Well, I recall the singles, especially the first one, the big one “She’s not There”, and that ethereal voice floating, ever floating, above the melody.  Then they sort of disappeared, the occasional single entering the lower reaches of the charts.  By 1969 they were ready to call it a day, five years since their big hit and since then diminishing returns.  They recorded one last album “Oddysey and Oracle” and then they split.

Rod Argent soon formed his own much heavier band Argent, Chris White released a couple of singles and Colin Blunstone, the voice of The Zombies took a couple of years out but returned in, I think 1972 with the sublimest of records “One Year”.  He had a string of hit albums and singles.   Argent did well too.  But what of that last album?  It was the slowest of slow burners, but gradually started to sell well and became a cult album, a musician’s record, a collector’s treasure.
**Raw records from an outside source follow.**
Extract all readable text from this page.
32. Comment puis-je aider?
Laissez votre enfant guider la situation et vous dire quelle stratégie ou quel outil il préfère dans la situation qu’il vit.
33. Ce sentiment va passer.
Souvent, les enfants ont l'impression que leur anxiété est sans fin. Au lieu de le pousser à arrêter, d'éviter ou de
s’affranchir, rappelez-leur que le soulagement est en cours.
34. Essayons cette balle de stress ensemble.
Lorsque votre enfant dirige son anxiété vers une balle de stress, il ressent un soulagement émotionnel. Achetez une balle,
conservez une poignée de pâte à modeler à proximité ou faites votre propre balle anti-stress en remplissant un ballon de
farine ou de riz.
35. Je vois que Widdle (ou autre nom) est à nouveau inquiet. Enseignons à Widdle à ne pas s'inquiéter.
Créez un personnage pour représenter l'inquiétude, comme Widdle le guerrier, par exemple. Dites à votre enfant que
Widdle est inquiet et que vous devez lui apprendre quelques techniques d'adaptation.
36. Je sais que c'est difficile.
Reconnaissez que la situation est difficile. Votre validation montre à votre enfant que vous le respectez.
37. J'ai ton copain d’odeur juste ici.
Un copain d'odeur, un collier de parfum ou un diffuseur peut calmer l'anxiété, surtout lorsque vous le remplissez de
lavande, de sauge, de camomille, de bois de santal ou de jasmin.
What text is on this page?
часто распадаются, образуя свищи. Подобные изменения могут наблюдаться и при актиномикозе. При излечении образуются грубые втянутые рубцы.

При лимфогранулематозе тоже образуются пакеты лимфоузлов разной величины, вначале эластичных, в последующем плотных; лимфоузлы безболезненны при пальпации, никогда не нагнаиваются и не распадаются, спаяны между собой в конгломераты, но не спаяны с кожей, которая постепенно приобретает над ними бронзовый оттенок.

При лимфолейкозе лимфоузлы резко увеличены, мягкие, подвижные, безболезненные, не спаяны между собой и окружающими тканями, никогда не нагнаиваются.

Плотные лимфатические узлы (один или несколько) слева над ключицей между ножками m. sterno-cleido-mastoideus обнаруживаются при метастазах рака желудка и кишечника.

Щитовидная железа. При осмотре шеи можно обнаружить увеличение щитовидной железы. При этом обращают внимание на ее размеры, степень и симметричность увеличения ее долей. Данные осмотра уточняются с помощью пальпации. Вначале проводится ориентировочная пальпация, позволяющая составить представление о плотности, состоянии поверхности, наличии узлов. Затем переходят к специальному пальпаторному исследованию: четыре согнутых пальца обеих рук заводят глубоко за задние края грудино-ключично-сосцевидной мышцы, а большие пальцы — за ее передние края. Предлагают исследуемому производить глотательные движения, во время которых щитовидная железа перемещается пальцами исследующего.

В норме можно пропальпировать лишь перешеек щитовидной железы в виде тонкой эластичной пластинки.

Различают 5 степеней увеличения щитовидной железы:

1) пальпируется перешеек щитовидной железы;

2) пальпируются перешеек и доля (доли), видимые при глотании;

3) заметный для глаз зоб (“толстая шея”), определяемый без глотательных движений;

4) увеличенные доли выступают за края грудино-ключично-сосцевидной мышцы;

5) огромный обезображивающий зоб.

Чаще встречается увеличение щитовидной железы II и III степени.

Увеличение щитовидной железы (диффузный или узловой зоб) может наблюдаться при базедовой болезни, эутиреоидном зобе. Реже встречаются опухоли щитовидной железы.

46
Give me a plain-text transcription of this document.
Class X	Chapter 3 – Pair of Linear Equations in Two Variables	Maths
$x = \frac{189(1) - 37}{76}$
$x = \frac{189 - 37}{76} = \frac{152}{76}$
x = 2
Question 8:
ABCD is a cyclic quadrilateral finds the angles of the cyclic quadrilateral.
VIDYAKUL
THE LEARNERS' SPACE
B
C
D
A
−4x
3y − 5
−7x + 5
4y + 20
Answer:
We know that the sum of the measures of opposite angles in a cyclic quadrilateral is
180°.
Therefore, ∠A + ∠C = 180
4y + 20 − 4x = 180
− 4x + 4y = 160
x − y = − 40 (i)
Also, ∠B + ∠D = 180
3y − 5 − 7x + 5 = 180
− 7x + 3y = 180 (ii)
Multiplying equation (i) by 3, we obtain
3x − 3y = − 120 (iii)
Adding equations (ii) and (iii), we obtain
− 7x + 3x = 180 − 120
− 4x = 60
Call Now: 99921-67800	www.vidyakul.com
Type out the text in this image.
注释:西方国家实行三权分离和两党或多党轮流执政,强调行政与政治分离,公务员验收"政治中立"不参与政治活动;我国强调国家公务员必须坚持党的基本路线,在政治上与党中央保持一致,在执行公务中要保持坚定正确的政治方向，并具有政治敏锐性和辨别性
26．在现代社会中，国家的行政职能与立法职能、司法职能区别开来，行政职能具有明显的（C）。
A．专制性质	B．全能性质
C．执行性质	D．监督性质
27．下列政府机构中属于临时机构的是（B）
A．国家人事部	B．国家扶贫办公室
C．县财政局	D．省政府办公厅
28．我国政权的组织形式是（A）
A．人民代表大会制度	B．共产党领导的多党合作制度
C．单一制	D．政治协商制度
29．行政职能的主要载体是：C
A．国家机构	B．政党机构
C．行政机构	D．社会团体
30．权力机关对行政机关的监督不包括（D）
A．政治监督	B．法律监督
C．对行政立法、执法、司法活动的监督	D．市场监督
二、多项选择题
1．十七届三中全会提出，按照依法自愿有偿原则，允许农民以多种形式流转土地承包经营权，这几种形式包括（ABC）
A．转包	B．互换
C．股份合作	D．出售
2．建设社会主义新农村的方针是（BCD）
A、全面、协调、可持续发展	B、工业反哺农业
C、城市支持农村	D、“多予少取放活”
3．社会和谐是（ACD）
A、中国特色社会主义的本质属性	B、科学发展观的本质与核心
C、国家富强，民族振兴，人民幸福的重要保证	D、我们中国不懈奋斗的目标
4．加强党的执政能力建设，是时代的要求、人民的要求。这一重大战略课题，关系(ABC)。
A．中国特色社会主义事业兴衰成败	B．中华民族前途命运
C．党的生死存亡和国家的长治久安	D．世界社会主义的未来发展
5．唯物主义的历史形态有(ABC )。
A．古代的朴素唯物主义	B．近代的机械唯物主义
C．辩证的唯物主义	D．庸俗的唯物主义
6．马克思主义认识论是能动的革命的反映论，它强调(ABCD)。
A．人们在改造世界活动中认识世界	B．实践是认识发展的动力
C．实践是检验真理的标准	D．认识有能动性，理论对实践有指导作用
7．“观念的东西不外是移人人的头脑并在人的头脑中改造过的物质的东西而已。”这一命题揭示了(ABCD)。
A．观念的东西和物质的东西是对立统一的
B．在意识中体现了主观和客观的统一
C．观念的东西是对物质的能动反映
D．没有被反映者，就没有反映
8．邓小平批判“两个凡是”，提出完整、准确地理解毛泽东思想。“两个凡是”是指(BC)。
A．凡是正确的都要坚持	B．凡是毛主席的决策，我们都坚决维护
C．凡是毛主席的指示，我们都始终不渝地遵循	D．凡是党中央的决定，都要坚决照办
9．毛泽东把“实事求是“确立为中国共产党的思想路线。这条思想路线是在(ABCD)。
And I started with Colin’s records – bought every one, and then got Oddysey, and then started to look up, mostly deleted, their earlier stuff (all available now on CD).  They have reformed a couple of times and still play the occasional concert together but are now really just Colin and Rod.  But I love the early stuff, the naïve singles, the gentle ballads, the imperfect pop of mid-sixties bands, trying desperately to sound different, to get a hit, to have a record as big as “She’s Not There”.  In a way having that huge hit was bad for them, they could never write a song that good again.  But what they did write was okay for me.  I have grown to love their early records, the failed singles and b sides too.  So, to close this little alphabet Z must be for the Zombies, an inappropriate name for an inappropriate but immensly talented group.

The Next Labour Party Leader

Thursday 1st February

Well, even Jeremy cannot go on forever – but he may surprise us all by his longevity.  After all he was the first Leader for ages who didn’t resign after not winning a General Election; I think you have to go back to Neil Kinnock.  Everything depends on how well, or badly Labour perform at the next General Election, and when that will be.  If it comes after a crisis in the Tory Party or a lost vote of confidence in the Commons then Labour may well win, but if Mrs. May can survive until 2022 (a big if) and she somehow pulls a half-decent rabbit out of the Brexit hat then who knows, – she really needs a Falklands war I suppose.

But if Labour start slipping in the polls and Jeremy decides to step down before the next election?  Well, it looks almost like a shoo-in for Emily Thornberry.  She has handled her brief well, is a steady and good TV performer and a head-to-head with Mrs. May would be interesting to say the least (handbags at dawn?).

But if Labour do badly at the next election and Jeremy is persuaded to go then anything could happen.  Clive Lewis has managed to get back into a shadow ministerial role and may have a chance.  I would like to think that Keir Starmer was a possibility but he may well be far too sensible for the current Labour Party.  Almost anyone who served under Blair or Brown is tainted.  There are a few new faces too – Rebecca Long-Bailey is mentioned, as is Debbie Abrahams – but the general public hardly know them, which actually could be a good thing.

My suspicion is that Jeremy will stay ‘in post’ after the next election, unless Labour do really badly, and in five or six years Emily Thornberry will take over.  But I have been wrong about almost every election and referendum for the last few years, so what do I know.